Vendor Spotlight: 4 Scenarios in which Quartix is a Quick Fix to your Liquidity Position

Most companies have at least one relationship bank that provides them with secured credit lines. Those facilities are often sizable, inexpensive, and cover most of the external funding needs of a company.

However, having flexible options to accelerate collection of customers’ receivables may come in handy. Especially if these options do not require placing any collateral, signing of any documents, or committing to pay fixed long-term fees / costs.

Let's take a look at 4 situations whereby having options to accelerate one of your customer’s invoices in a way that does not conflict with your secured bank credit lines may be useful to you as a vendor.

Scenario I: Overcoming Seasonal Peaks or Temporary Cash Flow Gap

Seasonal peaks or unforeseeable short-term events can be a "stress test" to a company's cash flow and may consume its secured bank lines, triggering a punctual, immediate and often short-term need for extra cash.
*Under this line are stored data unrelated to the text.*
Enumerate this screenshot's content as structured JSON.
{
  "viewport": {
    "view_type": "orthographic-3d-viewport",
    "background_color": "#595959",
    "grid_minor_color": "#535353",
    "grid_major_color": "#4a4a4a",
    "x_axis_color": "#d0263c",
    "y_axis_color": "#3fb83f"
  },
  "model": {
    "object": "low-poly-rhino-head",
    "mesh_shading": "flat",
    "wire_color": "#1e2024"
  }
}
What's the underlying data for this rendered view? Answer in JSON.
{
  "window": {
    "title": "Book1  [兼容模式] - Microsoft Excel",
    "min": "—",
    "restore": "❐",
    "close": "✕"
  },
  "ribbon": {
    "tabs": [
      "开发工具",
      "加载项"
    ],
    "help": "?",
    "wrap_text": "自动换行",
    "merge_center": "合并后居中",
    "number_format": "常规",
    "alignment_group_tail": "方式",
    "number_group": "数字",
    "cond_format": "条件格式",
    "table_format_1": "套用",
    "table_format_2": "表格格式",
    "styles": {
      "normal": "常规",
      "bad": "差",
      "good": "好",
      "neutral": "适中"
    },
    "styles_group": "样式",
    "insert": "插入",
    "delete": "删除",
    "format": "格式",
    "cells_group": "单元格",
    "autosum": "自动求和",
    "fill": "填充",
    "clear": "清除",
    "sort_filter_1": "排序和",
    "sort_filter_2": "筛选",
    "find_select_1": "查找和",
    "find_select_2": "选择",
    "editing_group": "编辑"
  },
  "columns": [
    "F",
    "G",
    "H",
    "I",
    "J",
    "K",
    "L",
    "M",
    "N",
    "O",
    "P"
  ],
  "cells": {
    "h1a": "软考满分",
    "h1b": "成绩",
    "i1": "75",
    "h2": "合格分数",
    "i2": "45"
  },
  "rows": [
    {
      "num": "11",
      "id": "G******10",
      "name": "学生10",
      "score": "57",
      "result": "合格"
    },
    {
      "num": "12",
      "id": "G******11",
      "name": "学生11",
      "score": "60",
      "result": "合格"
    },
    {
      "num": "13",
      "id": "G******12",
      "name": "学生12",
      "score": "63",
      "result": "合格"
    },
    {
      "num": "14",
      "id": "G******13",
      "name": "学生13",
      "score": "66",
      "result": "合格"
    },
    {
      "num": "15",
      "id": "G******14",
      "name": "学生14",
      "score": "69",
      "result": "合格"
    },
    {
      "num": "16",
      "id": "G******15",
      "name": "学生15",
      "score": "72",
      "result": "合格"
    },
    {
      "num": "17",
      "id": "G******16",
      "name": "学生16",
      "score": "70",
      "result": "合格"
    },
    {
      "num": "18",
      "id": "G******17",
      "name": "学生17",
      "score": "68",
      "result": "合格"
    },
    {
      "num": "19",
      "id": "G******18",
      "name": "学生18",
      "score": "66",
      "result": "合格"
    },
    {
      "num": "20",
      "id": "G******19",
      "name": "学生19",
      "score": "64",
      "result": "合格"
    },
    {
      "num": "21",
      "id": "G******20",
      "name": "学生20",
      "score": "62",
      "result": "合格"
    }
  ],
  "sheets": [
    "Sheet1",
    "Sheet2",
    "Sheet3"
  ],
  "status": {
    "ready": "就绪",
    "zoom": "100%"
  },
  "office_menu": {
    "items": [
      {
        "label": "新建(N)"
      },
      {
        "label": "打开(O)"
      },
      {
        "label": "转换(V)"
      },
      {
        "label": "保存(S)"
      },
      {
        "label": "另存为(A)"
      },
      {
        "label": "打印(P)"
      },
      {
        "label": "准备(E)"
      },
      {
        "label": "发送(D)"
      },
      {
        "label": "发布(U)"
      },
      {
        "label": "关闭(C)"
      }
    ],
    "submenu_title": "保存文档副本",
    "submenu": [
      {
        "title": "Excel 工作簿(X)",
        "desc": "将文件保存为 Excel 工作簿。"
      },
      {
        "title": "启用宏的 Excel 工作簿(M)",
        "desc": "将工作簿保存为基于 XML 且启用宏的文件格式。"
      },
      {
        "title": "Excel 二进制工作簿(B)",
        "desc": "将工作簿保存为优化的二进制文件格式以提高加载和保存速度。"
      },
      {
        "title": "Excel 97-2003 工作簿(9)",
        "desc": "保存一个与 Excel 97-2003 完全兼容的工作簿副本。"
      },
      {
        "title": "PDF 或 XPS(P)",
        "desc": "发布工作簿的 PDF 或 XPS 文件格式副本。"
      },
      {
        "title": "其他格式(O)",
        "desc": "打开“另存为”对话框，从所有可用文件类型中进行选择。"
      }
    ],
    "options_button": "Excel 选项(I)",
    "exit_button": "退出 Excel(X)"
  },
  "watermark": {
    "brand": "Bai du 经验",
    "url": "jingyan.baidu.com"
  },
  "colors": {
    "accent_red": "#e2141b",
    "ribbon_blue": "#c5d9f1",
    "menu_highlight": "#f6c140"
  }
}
Bank lines may be restrictive and prohibit a 3rd party funding alternative. In some cases, increasing bank lines capacity or obtaining 3rd party funding just to cover a 2-week cash flow bump isn’t practical.

An optional early payment channel that has no fixed costs may be a valuable tool to overcome those seasonal peaks, while minimizing the cost by selectively accelerating payments to provide just enough extra cash to bridge the gap.


Use case II: During Rapid Growth

During rapid growth, bank lines might not be enough to fund the growing needs of the company. Increasing a bank credit line or getting a line from another bank might take a long time, and the approval is uncertain. A funding shortage might hinder the company's growth. In these situations, an early payment option may constitute a valuable liquidity source to support the company’s capital needs on an ongoing basis.

Use case IV: Control Credit Exposure towards a Customer, Increase Sales

Most vendors set limits to the amount they can sell on credit terms to each of their customers, regardless of their creditworthiness. When such limits are exhausted, vendors often must go to through the unpleasant process of trying to accelerate payment on open invoices with their customer and / or are forced to ask the customer to pay cash for the new order. If neither of those options are accepted, the vendor may not only lose a new sale but also damage the relationship with its customer.

Having a non-recourse early payment channel at your disposal would give you, the vendor, the option to collect any open invoice whenever needed, freeing your customer’s topped-up credit limit and enabling new sales on credit terms.


Use case V: When Visibility is Needed

Digital, optional early payment options have a ‘hidden’ feature. They allow the vendor to view the approval status of its customer’s invoices, better predict future cash flow and have the ability to plan ahead.

Many vendors use this functionality while never accelerating a single payment. This way they are able to keep track of the approval status of their invoices as well as detect invoices that were not received or approved by the customer at no cost to them! In case they see the need to compensate for an eventual gap caused by delays in the approval of certain invoices, they may use the early payment feature to accelerate other approved invoices.